Emily Dickinson’s Poems Discovered After Her Death

On April 15, 1862, Thomas Wentworth Higginson received a letter from Emily Dickinson that included four of her poems and asked whether her verses “breathed.” In his Introduction to The Complete Poems of Emily Dickinson, editor Thomas H. Johnson proclaims this date to be one of the most crucial moments in American literary history. Dickinson was thirty-one years old and at the peak of her creativity. Higginson’s response was not wholly enthusiastic as he didn’t know how to classify her poetry. He found her verses fascinating, but odd, delicate, and decidedly unworthy of publication. By the time she’d written that letter, she’d already written at least 300 poems in her lifetime and had become dedicated to her creations. She renounced fame to create her art her way.
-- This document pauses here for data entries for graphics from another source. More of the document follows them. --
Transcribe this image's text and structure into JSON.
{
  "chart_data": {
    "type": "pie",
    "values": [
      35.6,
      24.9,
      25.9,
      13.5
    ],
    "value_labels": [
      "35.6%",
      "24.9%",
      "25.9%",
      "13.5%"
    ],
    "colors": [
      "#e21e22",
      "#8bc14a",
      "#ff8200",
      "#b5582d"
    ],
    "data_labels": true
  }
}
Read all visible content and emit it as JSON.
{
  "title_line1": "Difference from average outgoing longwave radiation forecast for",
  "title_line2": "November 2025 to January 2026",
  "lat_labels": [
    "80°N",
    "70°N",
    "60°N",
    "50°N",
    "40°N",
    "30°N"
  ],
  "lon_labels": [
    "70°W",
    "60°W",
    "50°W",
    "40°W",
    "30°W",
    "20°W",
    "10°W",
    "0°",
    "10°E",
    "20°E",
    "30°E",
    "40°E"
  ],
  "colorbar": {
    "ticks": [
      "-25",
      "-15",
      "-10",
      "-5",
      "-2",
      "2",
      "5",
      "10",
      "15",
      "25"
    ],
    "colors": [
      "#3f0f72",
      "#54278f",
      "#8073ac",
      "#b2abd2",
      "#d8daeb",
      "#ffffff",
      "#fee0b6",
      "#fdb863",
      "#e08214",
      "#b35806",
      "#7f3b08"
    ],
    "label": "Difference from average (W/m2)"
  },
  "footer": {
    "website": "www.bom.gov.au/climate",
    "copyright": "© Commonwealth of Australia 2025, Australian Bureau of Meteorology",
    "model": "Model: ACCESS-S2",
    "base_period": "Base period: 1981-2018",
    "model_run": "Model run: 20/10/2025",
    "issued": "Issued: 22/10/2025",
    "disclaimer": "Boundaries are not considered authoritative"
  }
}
Emily Dickinson was born in Amherst, Massachusetts on December 10, 1830. She attended college but left after a year due to severe homesickness. Throughout her life, she rarely went out. By the 1860s, she was living in isolation from the social world but maintained several correspondences and spent time with her family. Dickinson lived with her sister Lavinia until her death in 1886. Her brother Austin and his wife lived next door.

The Academy of American Poets describes Dickinson’s poetry as reflecting a sense of loneliness and longing but also conveying inspirational moments or feelings. In fact, her poetry challenged contemporary thought as her poems revealed a woman’s voice speaking out over the din of what had become acceptable for poetry and literature during her time. According to the Academy of American Poets, Dickinson didn’t read Walt Whitman, but the two poets are connected by their innovative styles that founded a unique American poetic voice.

Only a handful of Dickinson’s poems were published in her lifetime, anonymously. However, after she died, her sister Lavinia found booklets of her poems sewn together that she’d hidden in boxes in a drawer. Almost 1800 poems were uncovered. Dickinson’s handwritten poems were distinctive in their use of punctuation, especially the n-dash marks she used, as well as her use of capitalization. In Johnson’s Introduction to his collection of Dickinson’s poems, he explains how, at first, only some of her poems were selected for publication and were “corrected.” Various editors removed her unusual and varied dashes, replacing them with traditional punctuation, and words were substituted, rhymes manipulated, and metaphors adjusted. The complete collection of her poems wasn’t published until 1955, but this collection returned them to their original form, and included her n-dashes.

Dickinson seemed most adept at conveying a depth of meaning in a few lines, and her dashes and capitalization contributed to this skill. The following poem, #1004 in The Complete Poems of Emily Dickinson edited by Johnson, exemplifies her proficiency for creating an intensity out of a verse that at first seems rather simplistic until one delves deeper:

There is no Silence in the Earth – so silent
As that endured
Which uttered, would discourage Nature
And haunt the World.

What Dickinson may be saying in this poem is that there is no deeper silence kept than that which if spoken would upset or overturn everything previously accepted and leave a lasting mark. Maybe Dickinson thought expressing such a silence wouldn’t necessarily be a bad thing, but sensed how difficult it would be to utter such a silence. This poem may reflect Dickinson’s awareness of the potential of her writing to challenge the poetry of her time and effect revolutionary change in American literature.

She chose to retain her silence, and let her poems speak for her once she was gone. We will never know if she wanted her silence broken. And, we will never know if she would approve of the transformation she spearheaded in American poetry through her innovative style. I wonder if she would feel validated to witness the lasting impression she made in American literary history that continues to shape poetry today.